The court rejected the state’s position that records custodians could review documents line-by-line and redact information that they deemed irrelevant to the request.
“Records custodians are charged with providing public records when requested. This decision makes clear that the government may not use its own judgment to block the release of public information,” said ACLU-NJ Legal Director Ed Barocas. “Government agencies are only permitted to redact a document when the redactions are explicitly allowed by OPRA. In this case, the state never claimed the information was exempt but blacked out information anyway.”
On July 30, 2012, as part of a national ACLU effort to learn more about Automated License Plate Readers (ALPRs), surveillance technology that is designed to track the movements of every passing driver, the ACLU-NJ requested public records from several municipalities and the DCJ. Among other things, the ACLU-NJ sought training materials, policies and records of all federal funds sought or received for ALPRs.
The DCJ responded by sending 79 pages of redacted documents, including certain pages of a grant application that were completely blacked-out. It also redacted information line-by-line that it deemed irrelevant to the request, including blacking out other items (PDF) for which funding was requested or received.
The ACLU-NJ initially filed the lawsuit against the DCJ in October, 2012.

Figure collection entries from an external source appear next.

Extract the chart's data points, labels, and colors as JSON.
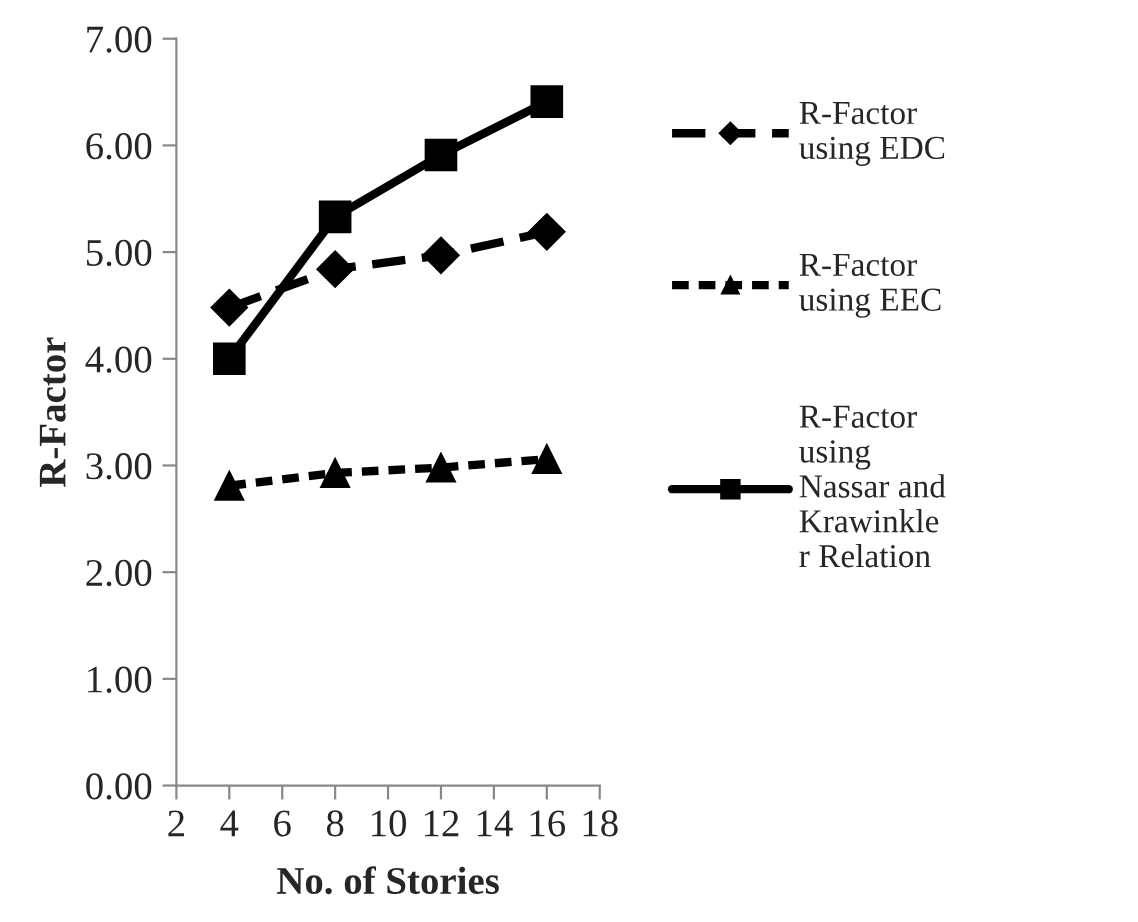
{
  "chart_data": {
    "type": "line",
    "xlabel": "No. of Stories",
    "ylabel": "R-Factor",
    "x": [
      4,
      8,
      12,
      16
    ],
    "series": [
      {
        "name": "R-Factor\nusing EDC",
        "color": "#000000",
        "marker": "diamond",
        "line_style": "dashed",
        "values": [
          4.48,
          4.84,
          4.97,
          5.19
        ]
      },
      {
        "name": "R-Factor\nusing EEC",
        "color": "#000000",
        "marker": "triangle",
        "line_style": "dotted",
        "values": [
          2.81,
          2.93,
          2.98,
          3.06
        ]
      },
      {
        "name": "R-Factor\nusing\nNassar and\nKrawinkle\nr Relation",
        "color": "#000000",
        "marker": "square",
        "line_style": "solid",
        "values": [
          4.0,
          5.33,
          5.91,
          6.41
        ]
      }
    ],
    "xlim": [
      2,
      18
    ],
    "xticks": [
      2,
      4,
      6,
      8,
      10,
      12,
      14,
      16,
      18
    ],
    "ylim": [
      0,
      7
    ],
    "yticks": [
      {
        "value": 0,
        "label": "0.00"
      },
      {
        "value": 1,
        "label": "1.00"
      },
      {
        "value": 2,
        "label": "2.00"
      },
      {
        "value": 3,
        "label": "3.00"
      },
      {
        "value": 4,
        "label": "4.00"
      },
      {
        "value": 5,
        "label": "5.00"
      },
      {
        "value": 6,
        "label": "6.00"
      },
      {
        "value": 7,
        "label": "7.00"
      }
    ],
    "grid": false,
    "legend": "right"
  }
}
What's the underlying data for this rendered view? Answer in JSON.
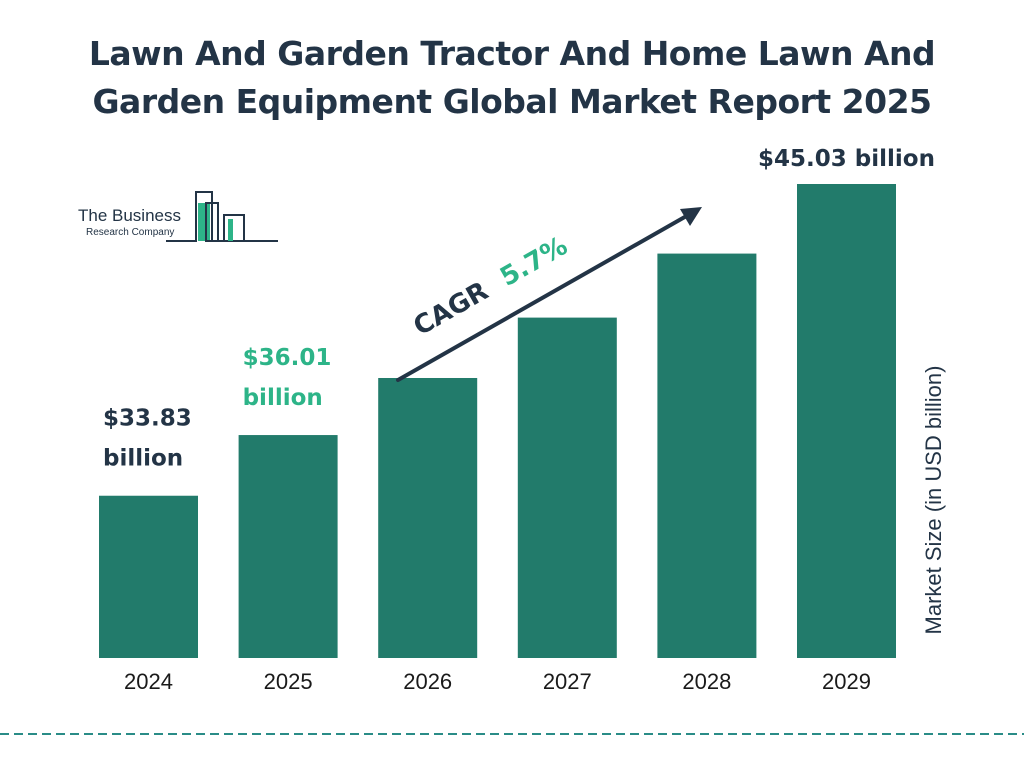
{
  "title": {
    "line1": "Lawn And Garden Tractor And Home Lawn And",
    "line2": "Garden Equipment Global Market Report 2025"
  },
  "logo": {
    "line1": "The Business",
    "line2": "Research Company"
  },
  "cagr": {
    "label": "CAGR",
    "value": "5.7%"
  },
  "colors": {
    "bar": "#227B6B",
    "title": "#233446",
    "accent": "#2DB488",
    "dash": "#2A8C87"
  },
  "chart_data": {
    "type": "bar",
    "categories": [
      "2024",
      "2025",
      "2026",
      "2027",
      "2028",
      "2029"
    ],
    "values": [
      33.83,
      36.01,
      38.06,
      40.23,
      42.53,
      45.03
    ],
    "ylabel": "Market Size (in USD billion)",
    "ylim": [
      28,
      45.03
    ],
    "grid": false,
    "data_labels": [
      {
        "category": "2024",
        "line1": "$33.83",
        "line2": "billion",
        "color": "#233446"
      },
      {
        "category": "2025",
        "line1": "$36.01",
        "line2": "billion",
        "color": "#2DB488"
      },
      {
        "category": "2029",
        "line1": "$45.03 billion",
        "line2": "",
        "color": "#233446"
      }
    ]
  }
}
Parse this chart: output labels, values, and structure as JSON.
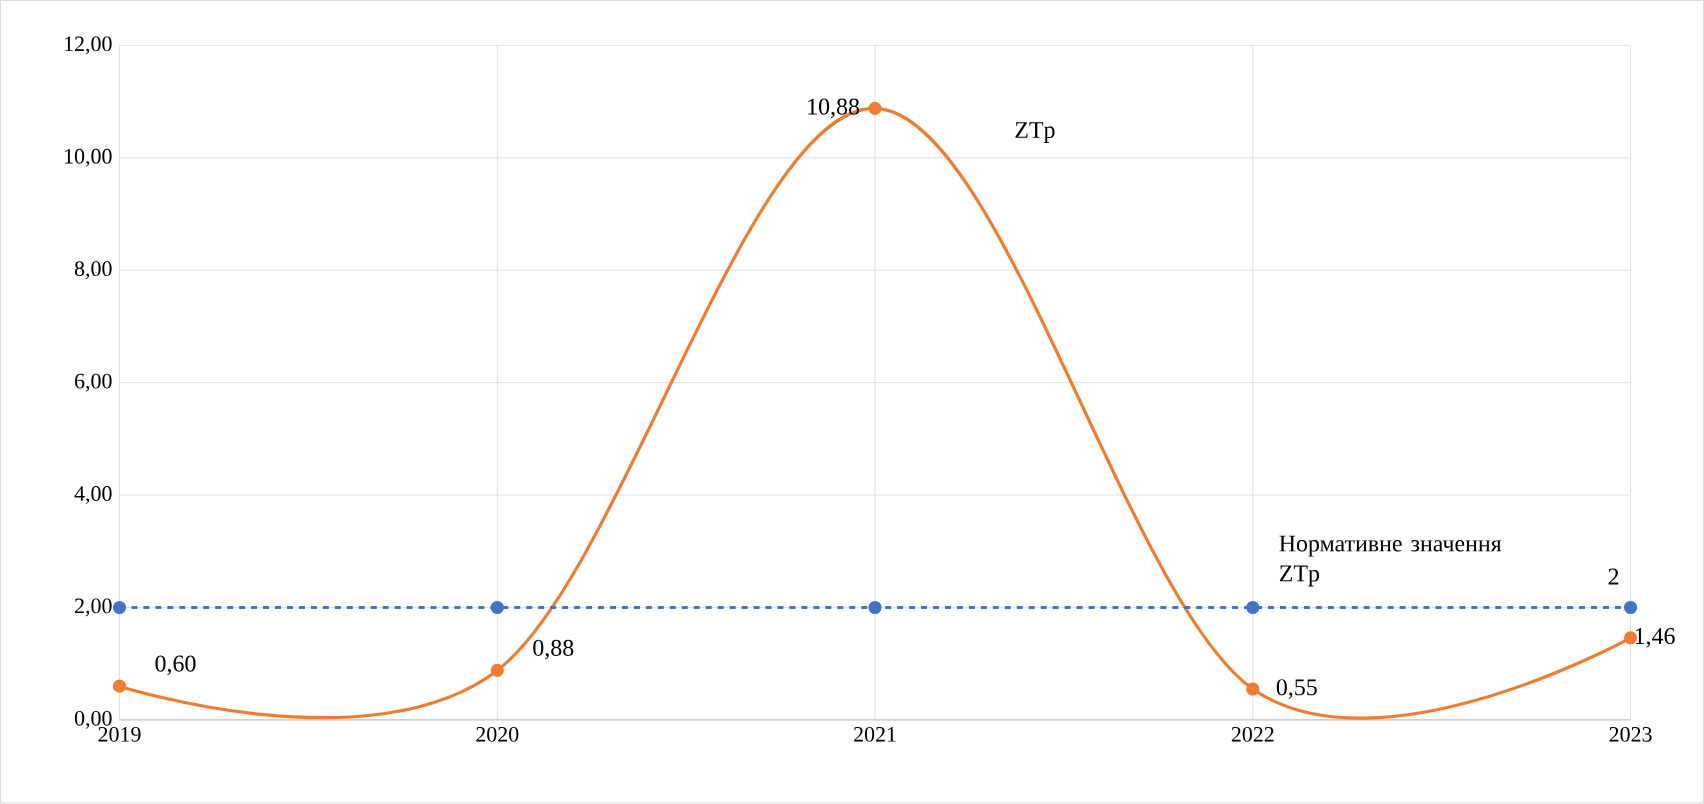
{
  "chart_data": {
    "type": "line",
    "categories": [
      "2019",
      "2020",
      "2021",
      "2022",
      "2023"
    ],
    "series": [
      {
        "name": "ZTp",
        "color": "#ed7d31",
        "values": [
          0.6,
          0.88,
          10.88,
          0.55,
          1.46
        ],
        "line_style": "solid",
        "value_labels": [
          "0,60",
          "0,88",
          "10,88",
          "0,55",
          "1,46"
        ]
      },
      {
        "name": "Нормативне значення ZTp",
        "color": "#4472c4",
        "values": [
          2,
          2,
          2,
          2,
          2
        ],
        "line_style": "dashed",
        "value_labels": [
          null,
          null,
          null,
          null,
          "2"
        ]
      }
    ],
    "ylim": [
      0,
      12
    ],
    "yticks": [
      {
        "value": 0,
        "label": "0,00"
      },
      {
        "value": 2,
        "label": "2,00"
      },
      {
        "value": 4,
        "label": "4,00"
      },
      {
        "value": 6,
        "label": "6,00"
      },
      {
        "value": 8,
        "label": "8,00"
      },
      {
        "value": 10,
        "label": "10,00"
      },
      {
        "value": 12,
        "label": "12,00"
      }
    ],
    "grid": true,
    "legend": false,
    "marker": "circle"
  }
}
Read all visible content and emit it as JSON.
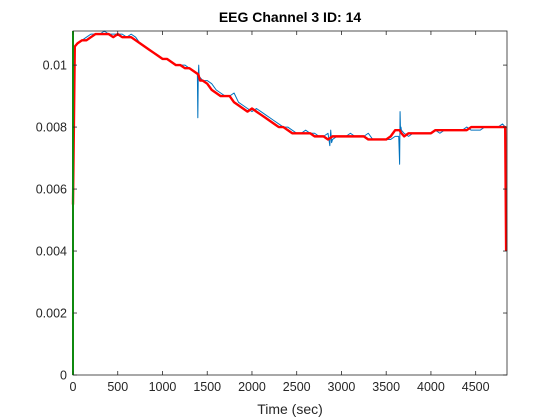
{
  "chart_data": {
    "type": "line",
    "title": "EEG Channel 3 ID: 14",
    "xlabel": "Time (sec)",
    "ylabel": "",
    "xlim": [
      0,
      4850
    ],
    "ylim": [
      0,
      0.0111
    ],
    "xticks": [
      0,
      500,
      1000,
      1500,
      2000,
      2500,
      3000,
      3500,
      4000,
      4500
    ],
    "xtick_labels": [
      "0",
      "500",
      "1000",
      "1500",
      "2000",
      "2500",
      "3000",
      "3500",
      "4000",
      "4500"
    ],
    "yticks": [
      0,
      0.002,
      0.004,
      0.006,
      0.008,
      0.01
    ],
    "ytick_labels": [
      "0",
      "0.002",
      "0.004",
      "0.006",
      "0.008",
      "0.01"
    ],
    "grid": false,
    "legend": "none",
    "series": [
      {
        "color": "#0072BD",
        "width": 1,
        "x": [
          0,
          20,
          50,
          100,
          150,
          200,
          250,
          300,
          350,
          400,
          450,
          500,
          550,
          600,
          650,
          700,
          750,
          800,
          850,
          900,
          950,
          1000,
          1050,
          1100,
          1150,
          1200,
          1250,
          1300,
          1350,
          1390,
          1395,
          1400,
          1405,
          1410,
          1415,
          1420,
          1450,
          1500,
          1550,
          1600,
          1650,
          1700,
          1750,
          1800,
          1850,
          1900,
          1950,
          2000,
          2050,
          2100,
          2150,
          2200,
          2250,
          2300,
          2350,
          2400,
          2450,
          2500,
          2550,
          2600,
          2650,
          2700,
          2750,
          2800,
          2850,
          2870,
          2880,
          2890,
          2900,
          2950,
          3000,
          3050,
          3100,
          3150,
          3200,
          3250,
          3300,
          3350,
          3400,
          3450,
          3500,
          3550,
          3600,
          3640,
          3650,
          3655,
          3660,
          3665,
          3670,
          3700,
          3750,
          3800,
          3850,
          3900,
          3950,
          4000,
          4050,
          4100,
          4150,
          4200,
          4250,
          4300,
          4350,
          4400,
          4450,
          4500,
          4550,
          4600,
          4650,
          4700,
          4750,
          4800,
          4830,
          4840
        ],
        "y": [
          0.0056,
          0.0106,
          0.0107,
          0.0108,
          0.0109,
          0.011,
          0.011,
          0.011,
          0.0111,
          0.011,
          0.011,
          0.011,
          0.011,
          0.0109,
          0.011,
          0.0109,
          0.0107,
          0.0106,
          0.0105,
          0.0104,
          0.0103,
          0.0102,
          0.0102,
          0.0101,
          0.01,
          0.01,
          0.01,
          0.0099,
          0.0098,
          0.0097,
          0.0083,
          0.0097,
          0.01,
          0.0096,
          0.0095,
          0.0096,
          0.0095,
          0.0095,
          0.0094,
          0.0092,
          0.0091,
          0.009,
          0.009,
          0.0091,
          0.0088,
          0.0087,
          0.0086,
          0.0085,
          0.0086,
          0.0085,
          0.0084,
          0.0083,
          0.0082,
          0.0081,
          0.008,
          0.008,
          0.0079,
          0.0078,
          0.0078,
          0.0079,
          0.0078,
          0.0078,
          0.0077,
          0.0077,
          0.0078,
          0.0074,
          0.0079,
          0.0075,
          0.0076,
          0.0077,
          0.0077,
          0.0077,
          0.0078,
          0.0077,
          0.0077,
          0.0077,
          0.0078,
          0.0076,
          0.0076,
          0.0076,
          0.0076,
          0.0076,
          0.0077,
          0.0077,
          0.0068,
          0.0085,
          0.0079,
          0.008,
          0.0079,
          0.0078,
          0.0077,
          0.0078,
          0.0078,
          0.0078,
          0.0078,
          0.0078,
          0.0079,
          0.0078,
          0.0079,
          0.0079,
          0.0079,
          0.0079,
          0.0079,
          0.008,
          0.0079,
          0.0079,
          0.0079,
          0.008,
          0.008,
          0.008,
          0.008,
          0.0081,
          0.008,
          0.0041
        ]
      },
      {
        "color": "#FF0000",
        "width": 2.4,
        "x": [
          0,
          20,
          50,
          100,
          150,
          200,
          250,
          300,
          350,
          400,
          450,
          500,
          550,
          600,
          650,
          700,
          750,
          800,
          850,
          900,
          950,
          1000,
          1050,
          1100,
          1150,
          1200,
          1250,
          1300,
          1350,
          1400,
          1420,
          1450,
          1500,
          1550,
          1600,
          1650,
          1700,
          1750,
          1800,
          1850,
          1900,
          1950,
          2000,
          2050,
          2100,
          2150,
          2200,
          2250,
          2300,
          2350,
          2400,
          2450,
          2500,
          2550,
          2600,
          2650,
          2700,
          2750,
          2800,
          2850,
          2900,
          2950,
          3000,
          3050,
          3100,
          3150,
          3200,
          3250,
          3300,
          3350,
          3400,
          3450,
          3500,
          3550,
          3600,
          3650,
          3670,
          3700,
          3750,
          3800,
          3850,
          3900,
          3950,
          4000,
          4050,
          4100,
          4150,
          4200,
          4250,
          4300,
          4350,
          4400,
          4450,
          4500,
          4550,
          4600,
          4650,
          4700,
          4750,
          4800,
          4830,
          4840
        ],
        "y": [
          0.0055,
          0.0106,
          0.0107,
          0.0108,
          0.0108,
          0.0109,
          0.011,
          0.011,
          0.011,
          0.011,
          0.0109,
          0.011,
          0.0109,
          0.0109,
          0.0109,
          0.0108,
          0.0107,
          0.0106,
          0.0105,
          0.0104,
          0.0103,
          0.0102,
          0.0102,
          0.0101,
          0.01,
          0.01,
          0.0099,
          0.0099,
          0.0098,
          0.0097,
          0.0095,
          0.0095,
          0.0094,
          0.0092,
          0.0091,
          0.009,
          0.009,
          0.009,
          0.0088,
          0.0087,
          0.0086,
          0.0085,
          0.0086,
          0.0085,
          0.0084,
          0.0083,
          0.0082,
          0.0081,
          0.008,
          0.008,
          0.0079,
          0.0078,
          0.0078,
          0.0078,
          0.0078,
          0.0078,
          0.0077,
          0.0077,
          0.0077,
          0.0076,
          0.0077,
          0.0077,
          0.0077,
          0.0077,
          0.0077,
          0.0077,
          0.0077,
          0.0077,
          0.0076,
          0.0076,
          0.0076,
          0.0076,
          0.0076,
          0.0077,
          0.0079,
          0.0079,
          0.0078,
          0.0077,
          0.0078,
          0.0078,
          0.0078,
          0.0078,
          0.0078,
          0.0078,
          0.0079,
          0.0079,
          0.0079,
          0.0079,
          0.0079,
          0.0079,
          0.0079,
          0.0079,
          0.008,
          0.008,
          0.008,
          0.008,
          0.008,
          0.008,
          0.008,
          0.008,
          0.008,
          0.004
        ]
      },
      {
        "color": "#00CC00",
        "width": 2,
        "x": [
          0,
          0
        ],
        "y": [
          0,
          0.0111
        ]
      }
    ]
  }
}
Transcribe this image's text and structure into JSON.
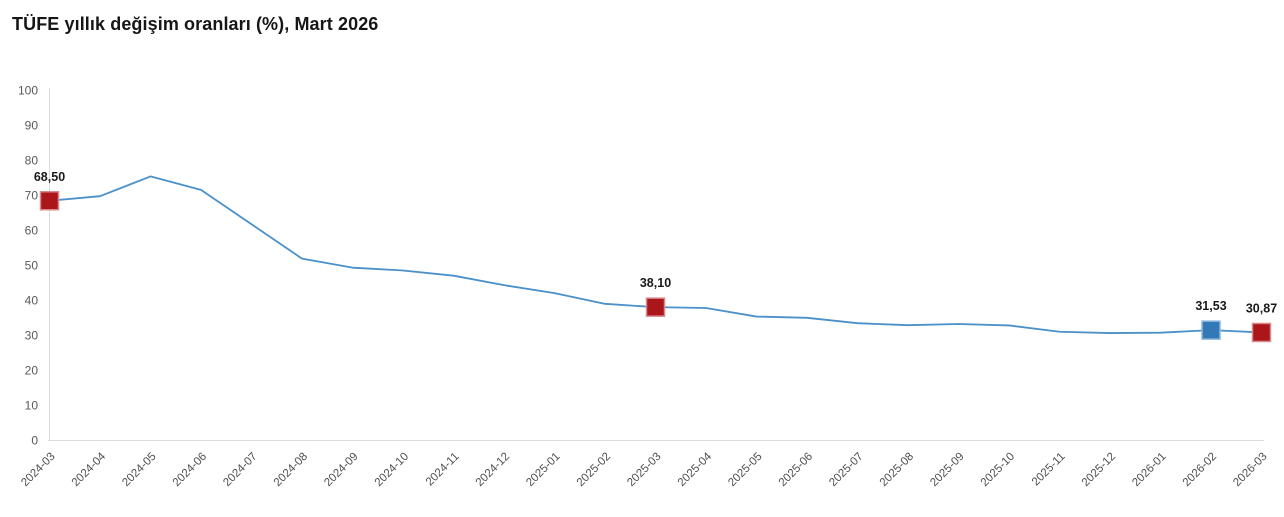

In siding with the ACLU-NJ, the court emphasized that records custodians are not empowered to subjectively decide what information within a public document can be disclosed. It found “no legal support” for a policy that allowed custodians to determine what is relevant and “what information contained in this same document will be withheld from the public, based only on the custodian's notion of relevancy.”
The Appellate Division also rejected the idea that a requestor should have to make a second request or negotiate with a custodian for the information before challenging the denial of access in court.
“From this point forward, once documents are identified as part of a request, an agency must either provide the entire document or ask the requestor if they would rather have only parts of the document, but it cannot redact parts of the document unless there is a legal exemption allowing them to do so,” said Barocas. “And in this case, it’s not as if they were saving time and money by withholding parts of the document. They went line by line, paragraph by paragraph to black things out.”
As a result of these and nationwide ALPR public records requests, the national ACLU issued “You Are Being Tracked” a report documenting the proliferation ALPRs. The report found that ALPRs collect vast quantities of data on innocent people and pose serious privacy risks.
Though many of the jurisdictions examined in the report keep ALPR data for a year or less, the report noted that New Jersey jurisdictions are required to keep ALPR data for 5 years.
ALPR cameras are mounted on patrol cars or on stationary objects along roads that snap a photograph of every license plate that enters their fields of view. Typically, each photo is time, date, and GPS-stamped then stored, and sent to a database, which provides an alert to a patrol officer whenever a match or “hit” appears. The report and responses to the records requests are available at www.aclu.org/alpr.
The case is captioned: ACLU-NJ v. Division of Criminal Justice. Former ACLU-NJ Open Governance Fellow Tom MacLeod served as lead counsel and argued the case before the court.